Вечером назначенного дня Анатолий подошел к вилле Эдварда. Озираясь по сторонам, он прошмыгнул в калитку и вскоре оказался в комнате с улыбающимся хозяином.

— Добрый вечер, господин Кэйн.

— Здравствуйте, господин Филатов. Я думаю, вы не будете обижаться на нас, на меня. Поймите, я не враг ваш, а друг, желающий только добра.

Выпили по чашке кофе. Майор немного расслабился. Беседа начала завязываться, появилась даже непринужденность. Политических вопросов не касались. Антисоветского прессинга не ощущалось. Доброжелательный тон Кэйна действовал на гостя успокаивающе.

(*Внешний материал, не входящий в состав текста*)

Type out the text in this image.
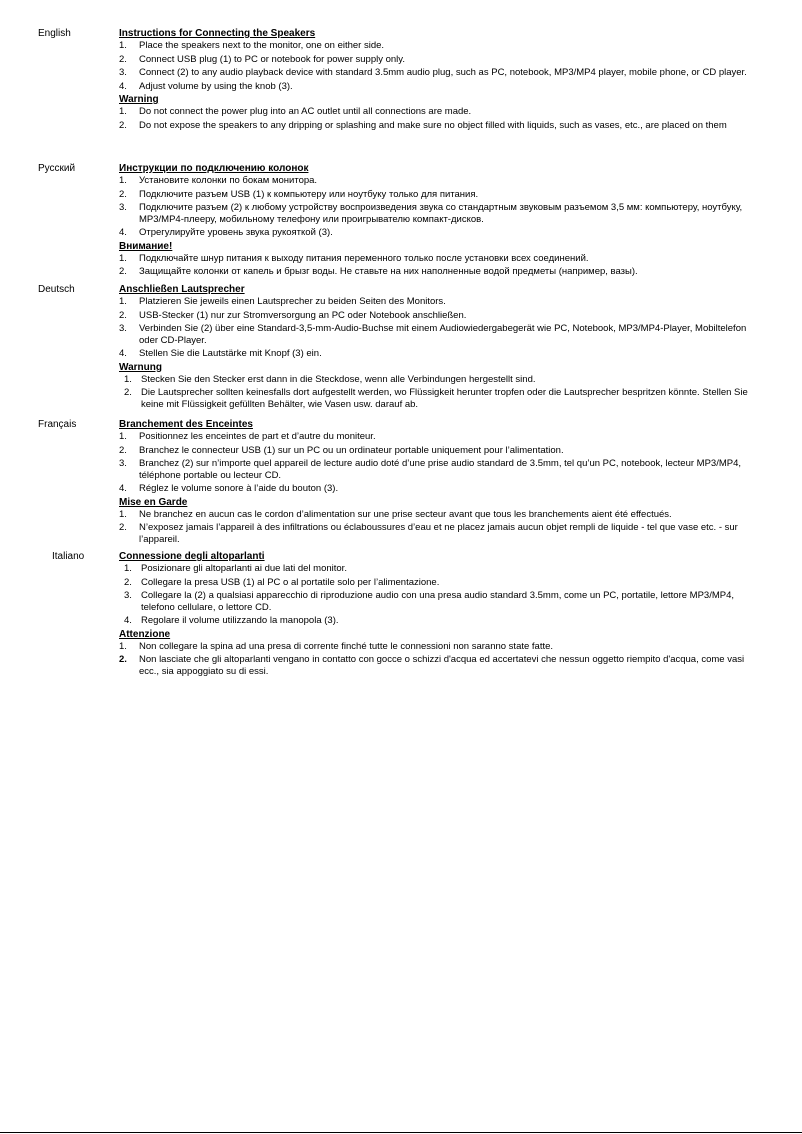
English	Instructions for Connecting the Speakers
1. Place the speakers next to the monitor, one on either side.
2. Connect USB plug (1) to PC or notebook for power supply only.
3. Connect (2) to any audio playback device with standard 3.5mm audio plug, such as PC, notebook, MP3/MP4 player, mobile phone, or CD player.
4. Adjust volume by using the knob (3).
Warning
1. Do not connect the power plug into an AC outlet until all connections are made.
2. Do not expose the speakers to any dripping or splashing and make sure no object filled with liquids, such as vases, etc., are placed on them
Русский	Инструкции по подключению колонок
1. Установите колонки по бокам монитора.
2. Подключите разъем USB (1) к компьютеру или ноутбуку только для питания.
3. Подключите разъем (2) к любому устройству воспроизведения звука со стандартным звуковым разъемом 3,5 мм: компьютеру, ноутбуку, MP3/MP4-плееру, мобильному телефону или проигрывателю компакт-дисков.
4. Отрегулируйте уровень звука рукояткой (3).
Внимание!
1. Подключайте шнур питания к выходу питания переменного только после установки всех соединений.
2. Защищайте колонки от капель и брызг воды. Не ставьте на них наполненные водой предметы (например, вазы).
Deutsch	Anschließen Lautsprecher
1. Platzieren Sie jeweils einen Lautsprecher zu beiden Seiten des Monitors.
2. USB-Stecker (1) nur zur Stromversorgung an PC oder Notebook anschließen.
3. Verbinden Sie (2) über eine Standard-3,5-mm-Audio-Buchse mit einem Audiowiedergabegerät wie PC, Notebook, MP3/MP4-Player, Mobiltelefon oder CD-Player.
4. Stellen Sie die Lautstärke mit Knopf (3) ein.
Warnung
1. Stecken Sie den Stecker erst dann in die Steckdose, wenn alle Verbindungen hergestellt sind.
2. Die Lautsprecher sollten keinesfalls dort aufgestellt werden, wo Flüssigkeit herunter tropfen oder die Lautsprecher bespritzen könnte. Stellen Sie keine mit Flüssigkeit gefüllten Behälter, wie Vasen usw. darauf ab.
Français	Branchement des Enceintes
1. Positionnez les enceintes de part et d’autre du moniteur.
2. Branchez le connecteur USB (1) sur un PC ou un ordinateur portable uniquement pour l’alimentation.
3. Branchez (2) sur n’importe quel appareil de lecture audio doté d’une prise audio standard de 3.5mm, tel qu’un PC, notebook, lecteur MP3/MP4, téléphone portable ou lecteur CD.
4. Réglez le volume sonore à l’aide du bouton (3).
Mise en Garde
1. Ne branchez en aucun cas le cordon d’alimentation sur une prise secteur avant que tous les branchements aient été effectués.
2. N’exposez jamais l’appareil à des infiltrations ou éclaboussures d’eau et ne placez jamais aucun objet rempli de liquide - tel que vase etc. - sur l’appareil.
Italiano	Connessione degli altoparlanti
1. Posizionare gli altoparlanti ai due lati del monitor.
2. Collegare la presa USB (1) al PC o al portatile solo per l’alimentazione.
3. Collegare la (2) a qualsiasi apparecchio di riproduzione audio con una presa audio standard 3.5mm, come un PC, portatile, lettore MP3/MP4, telefono cellulare, o lettore CD.
4. Regolare il volume utilizzando la manopola (3).
Attenzione
1. Non collegare la spina ad una presa di corrente finché tutte le connessioni non saranno state fatte.
2. Non lasciate che gli altoparlanti vengano in contatto con gocce o schizzi d'acqua ed accertatevi che nessun oggetto riempito d'acqua, come vasi ecc., sia appoggiato su di essi.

— Я предлагаю профессиональную дружбу. Выражаясь коммерческим языком, — деловое сотрудничество, от которого выиграют обе стороны, потому что прекрасно знаю, кто вы и чем занимаетесь. Вы же догадываетесь, кто я. Вам для служебного роста нужна информация, мне она тоже необходима, — вкрадчивым голосом, словно боясь кого-то спугнуть, продолжал американец.

Вопросы сыпались четкие, продуманные, требующие безобидных на первый взгляд ответов. И ещё Анатолию показалось, что Эдвард достаточно глубоко информирован по личному составу резидентур КГБ и ГРУ в Алжире, обстановке в советской колонии, закупкам товаров её обитателями и даже по местным сплетням.

Майор уступал молча. Загнанный, как ему казалось, в тупик, он видел перед собой только стену. Он сдался…

Перед уходом Кэйн подарил «русскому другу» дорогую зажигалку, заметив не без лирического оттенка;

— Пусть она не только поджигает сигареты, но и согревает ладони, делающие полезные друг другу дела.

Договорились встретиться здесь же через десять дней. Кэйн пообещал кое-что раскрыть в их взаимоотношениях.

Срок до очередного свидания пролетел быстро. Это были кошмарные дни раздумий. Однако ровно в 20.00, как и договаривались, россиянин пришел к американцу. По дороге на конспиративную встречу офицер успокаивал себя: «Будем обмениваться информацией, это делают на грани фола многие разведчики мира. Важного ничего давать не буду, а от американца даже незначительные материалы всегда будут оценены руководством достойно». В то же время он понимал, что дорога, на которую его вывела Нади, не вымощена благими пожеланиями. Она, скорее всего, может привести к чему-то страшному и непоправимому.

Филатов нажал на звонок, и гостеприимный хозяин тут же открыл дверь.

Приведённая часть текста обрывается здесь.